We discuss how to apply executive compensation guiding principles to biotechs and balance alignment and engagement, as exemplified in our case study, BioCore.
Executive Compensation

Designing effective compensation systems at rising biotechnology companies must reflect many challenges, including volatile stock prices, a shifting ownership base that includes founders with large equity ownership and a heavy reliance on stock options as long-term incentives. This chapter describes the application of the overarching and operating principles of executive compensation (EC) at biotech companies using the example of BioCore, a fast-growing, U.S. biotech company that offers promising gene-therapy compounds. To redesign the company’s incentive system, senior management sought to balance and maximize alignment and engagement by offering incentives with a large, relatively stable upside that reflected stock-price swings, the ongoing need to attract strong talent and the challenge of evolving with a growing company facing increased leadership, regulatory and other challenges.

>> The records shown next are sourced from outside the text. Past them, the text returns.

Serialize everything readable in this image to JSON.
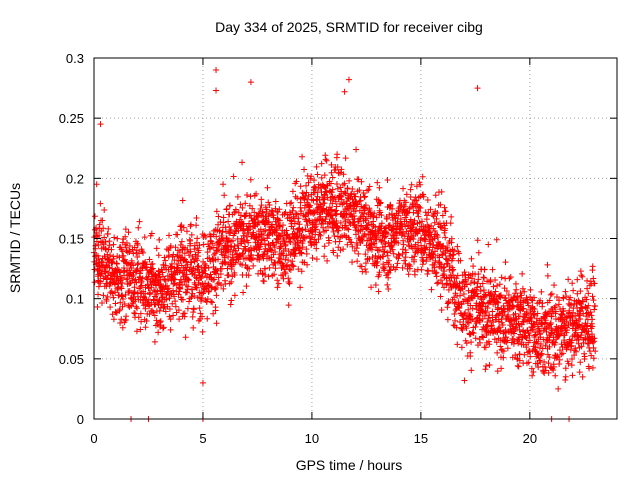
{
  "chart_data": {
    "type": "scatter",
    "title": "Day 334 of 2025, SRMTID for receiver cibg",
    "xlabel": "GPS time / hours",
    "ylabel": "SRMTID / TECUs",
    "xlim": [
      0,
      24
    ],
    "ylim": [
      0,
      0.3
    ],
    "xticks": [
      0,
      5,
      10,
      15,
      20
    ],
    "yticks": [
      0,
      0.05,
      0.1,
      0.15,
      0.2,
      0.25,
      0.3
    ],
    "xtick_labels": [
      "0",
      "5",
      "10",
      "15",
      "20"
    ],
    "ytick_labels": [
      "0",
      "0.05",
      "0.1",
      "0.15",
      "0.2",
      "0.25",
      "0.3"
    ],
    "grid": true,
    "legend": "none",
    "marker": "plus",
    "series_color": "#ff0000",
    "grid_color": "#a0a0a0",
    "series": [
      {
        "name": "SRMTID",
        "trend": [
          {
            "hour": 0.0,
            "value": 0.135
          },
          {
            "hour": 1.0,
            "value": 0.115
          },
          {
            "hour": 2.0,
            "value": 0.12
          },
          {
            "hour": 3.0,
            "value": 0.105
          },
          {
            "hour": 4.0,
            "value": 0.125
          },
          {
            "hour": 5.0,
            "value": 0.12
          },
          {
            "hour": 6.0,
            "value": 0.14
          },
          {
            "hour": 7.0,
            "value": 0.155
          },
          {
            "hour": 8.0,
            "value": 0.15
          },
          {
            "hour": 9.0,
            "value": 0.145
          },
          {
            "hour": 10.0,
            "value": 0.175
          },
          {
            "hour": 11.0,
            "value": 0.18
          },
          {
            "hour": 12.0,
            "value": 0.165
          },
          {
            "hour": 13.0,
            "value": 0.15
          },
          {
            "hour": 14.0,
            "value": 0.155
          },
          {
            "hour": 15.0,
            "value": 0.16
          },
          {
            "hour": 16.0,
            "value": 0.14
          },
          {
            "hour": 17.0,
            "value": 0.095
          },
          {
            "hour": 18.0,
            "value": 0.09
          },
          {
            "hour": 19.0,
            "value": 0.085
          },
          {
            "hour": 20.0,
            "value": 0.075
          },
          {
            "hour": 21.0,
            "value": 0.07
          },
          {
            "hour": 22.0,
            "value": 0.08
          },
          {
            "hour": 23.0,
            "value": 0.085
          }
        ],
        "notable_points": [
          {
            "hour": 0.3,
            "value": 0.245
          },
          {
            "hour": 5.6,
            "value": 0.29
          },
          {
            "hour": 5.6,
            "value": 0.273
          },
          {
            "hour": 7.2,
            "value": 0.28
          },
          {
            "hour": 11.7,
            "value": 0.282
          },
          {
            "hour": 11.5,
            "value": 0.272
          },
          {
            "hour": 17.6,
            "value": 0.275
          },
          {
            "hour": 5.0,
            "value": 0.03
          },
          {
            "hour": 17.0,
            "value": 0.032
          },
          {
            "hour": 21.3,
            "value": 0.025
          }
        ],
        "zero_points": [
          1.7,
          2.5,
          5.0,
          21.0,
          21.8
        ]
      }
    ]
  }
}
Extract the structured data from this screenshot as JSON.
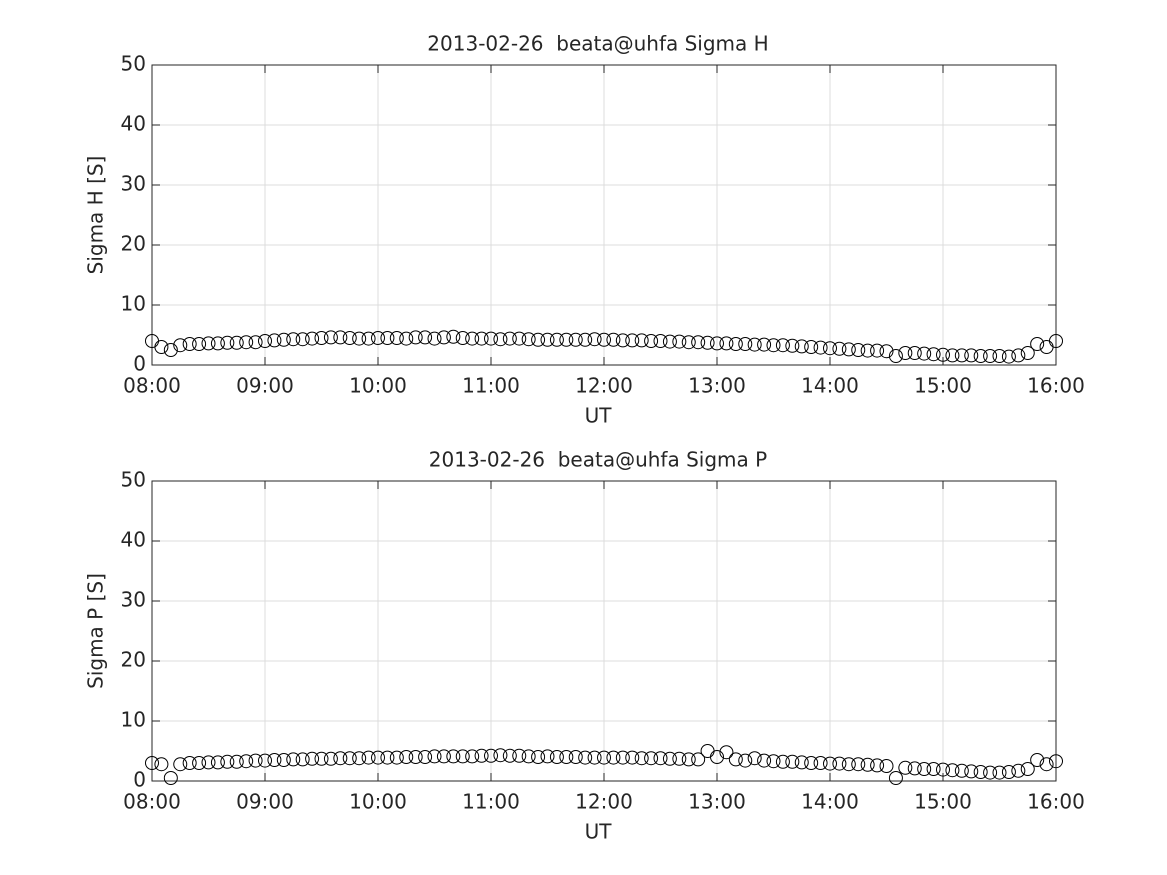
{
  "chart_data": [
    {
      "type": "scatter",
      "title": "2013-02-26  beata@uhfa Sigma H",
      "xlabel": "UT",
      "ylabel": "Sigma H [S]",
      "x": [
        "08:00",
        "08:05",
        "08:10",
        "08:15",
        "08:20",
        "08:25",
        "08:30",
        "08:35",
        "08:40",
        "08:45",
        "08:50",
        "08:55",
        "09:00",
        "09:05",
        "09:10",
        "09:15",
        "09:20",
        "09:25",
        "09:30",
        "09:35",
        "09:40",
        "09:45",
        "09:50",
        "09:55",
        "10:00",
        "10:05",
        "10:10",
        "10:15",
        "10:20",
        "10:25",
        "10:30",
        "10:35",
        "10:40",
        "10:45",
        "10:50",
        "10:55",
        "11:00",
        "11:05",
        "11:10",
        "11:15",
        "11:20",
        "11:25",
        "11:30",
        "11:35",
        "11:40",
        "11:45",
        "11:50",
        "11:55",
        "12:00",
        "12:05",
        "12:10",
        "12:15",
        "12:20",
        "12:25",
        "12:30",
        "12:35",
        "12:40",
        "12:45",
        "12:50",
        "12:55",
        "13:00",
        "13:05",
        "13:10",
        "13:15",
        "13:20",
        "13:25",
        "13:30",
        "13:35",
        "13:40",
        "13:45",
        "13:50",
        "13:55",
        "14:00",
        "14:05",
        "14:10",
        "14:15",
        "14:20",
        "14:25",
        "14:30",
        "14:35",
        "14:40",
        "14:45",
        "14:50",
        "14:55",
        "15:00",
        "15:05",
        "15:10",
        "15:15",
        "15:20",
        "15:25",
        "15:30",
        "15:35",
        "15:40",
        "15:45",
        "15:50",
        "15:55",
        "16:00"
      ],
      "values": [
        4.0,
        3.0,
        2.5,
        3.3,
        3.5,
        3.5,
        3.6,
        3.6,
        3.7,
        3.7,
        3.8,
        3.8,
        4.0,
        4.1,
        4.2,
        4.3,
        4.3,
        4.4,
        4.5,
        4.6,
        4.6,
        4.5,
        4.4,
        4.4,
        4.5,
        4.5,
        4.5,
        4.4,
        4.6,
        4.6,
        4.4,
        4.6,
        4.7,
        4.5,
        4.4,
        4.4,
        4.4,
        4.3,
        4.4,
        4.4,
        4.3,
        4.2,
        4.2,
        4.2,
        4.2,
        4.2,
        4.2,
        4.3,
        4.2,
        4.2,
        4.1,
        4.1,
        4.1,
        4.0,
        4.0,
        3.9,
        3.9,
        3.8,
        3.8,
        3.7,
        3.6,
        3.6,
        3.5,
        3.5,
        3.4,
        3.4,
        3.3,
        3.3,
        3.2,
        3.1,
        3.0,
        2.9,
        2.8,
        2.7,
        2.6,
        2.5,
        2.4,
        2.4,
        2.3,
        1.5,
        2.0,
        2.0,
        1.9,
        1.8,
        1.7,
        1.6,
        1.6,
        1.6,
        1.5,
        1.5,
        1.5,
        1.4,
        1.6,
        2.0,
        3.5,
        3.0,
        4.0
      ],
      "color": "#000000",
      "xlim": [
        "08:00",
        "16:00"
      ],
      "xticks": [
        "08:00",
        "09:00",
        "10:00",
        "11:00",
        "12:00",
        "13:00",
        "14:00",
        "15:00",
        "16:00"
      ],
      "ylim": [
        0,
        50
      ],
      "yticks": [
        0,
        10,
        20,
        30,
        40,
        50
      ],
      "grid": true
    },
    {
      "type": "scatter",
      "title": "2013-02-26  beata@uhfa Sigma P",
      "xlabel": "UT",
      "ylabel": "Sigma P [S]",
      "x": [
        "08:00",
        "08:05",
        "08:10",
        "08:15",
        "08:20",
        "08:25",
        "08:30",
        "08:35",
        "08:40",
        "08:45",
        "08:50",
        "08:55",
        "09:00",
        "09:05",
        "09:10",
        "09:15",
        "09:20",
        "09:25",
        "09:30",
        "09:35",
        "09:40",
        "09:45",
        "09:50",
        "09:55",
        "10:00",
        "10:05",
        "10:10",
        "10:15",
        "10:20",
        "10:25",
        "10:30",
        "10:35",
        "10:40",
        "10:45",
        "10:50",
        "10:55",
        "11:00",
        "11:05",
        "11:10",
        "11:15",
        "11:20",
        "11:25",
        "11:30",
        "11:35",
        "11:40",
        "11:45",
        "11:50",
        "11:55",
        "12:00",
        "12:05",
        "12:10",
        "12:15",
        "12:20",
        "12:25",
        "12:30",
        "12:35",
        "12:40",
        "12:45",
        "12:50",
        "12:55",
        "13:00",
        "13:05",
        "13:10",
        "13:15",
        "13:20",
        "13:25",
        "13:30",
        "13:35",
        "13:40",
        "13:45",
        "13:50",
        "13:55",
        "14:00",
        "14:05",
        "14:10",
        "14:15",
        "14:20",
        "14:25",
        "14:30",
        "14:35",
        "14:40",
        "14:45",
        "14:50",
        "14:55",
        "15:00",
        "15:05",
        "15:10",
        "15:15",
        "15:20",
        "15:25",
        "15:30",
        "15:35",
        "15:40",
        "15:45",
        "15:50",
        "15:55",
        "16:00"
      ],
      "values": [
        3.0,
        2.8,
        0.5,
        2.8,
        3.0,
        3.0,
        3.1,
        3.1,
        3.2,
        3.2,
        3.3,
        3.4,
        3.4,
        3.5,
        3.5,
        3.6,
        3.6,
        3.7,
        3.7,
        3.7,
        3.8,
        3.8,
        3.8,
        3.9,
        3.9,
        3.9,
        3.9,
        4.0,
        4.0,
        4.0,
        4.1,
        4.1,
        4.1,
        4.1,
        4.1,
        4.2,
        4.2,
        4.3,
        4.2,
        4.2,
        4.1,
        4.0,
        4.1,
        4.0,
        4.0,
        4.0,
        3.9,
        3.9,
        3.9,
        3.9,
        3.9,
        3.9,
        3.8,
        3.8,
        3.8,
        3.7,
        3.7,
        3.6,
        3.6,
        5.0,
        4.0,
        4.8,
        3.6,
        3.4,
        3.8,
        3.4,
        3.3,
        3.2,
        3.2,
        3.1,
        3.0,
        3.0,
        2.9,
        2.9,
        2.8,
        2.8,
        2.7,
        2.6,
        2.5,
        0.5,
        2.2,
        2.1,
        2.0,
        2.0,
        1.9,
        1.8,
        1.7,
        1.6,
        1.5,
        1.4,
        1.4,
        1.5,
        1.7,
        2.0,
        3.5,
        2.8,
        3.3
      ],
      "color": "#000000",
      "xlim": [
        "08:00",
        "16:00"
      ],
      "xticks": [
        "08:00",
        "09:00",
        "10:00",
        "11:00",
        "12:00",
        "13:00",
        "14:00",
        "15:00",
        "16:00"
      ],
      "ylim": [
        0,
        50
      ],
      "yticks": [
        0,
        10,
        20,
        30,
        40,
        50
      ],
      "grid": true
    }
  ]
}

What makes biotechs distinct?

This excerpt focuses on biotechnology businesses, especially early-stage, pre-revenue entrants with less than 500 employees and offerings in phases one, two or three of the product development process. They could be pre- or relatively recently post-IPO (in the last one to five years), and typically have venture capital (VC) backing and VC representation on the board and/or compensation committee. Their objectives in most cases are either to “get to commercial” by themselves, which usually requires an IPO or other financial backing, or to be acquired by a larger biopharma company.

When designing or modifying executive compensation systems, biotechnology companies are often the exception rather than the rule, as best-practice or market-typical program designs and mechanisms in other industries or organizations are either difficult to implement or simply not appropriate in an early-stage biotech environment.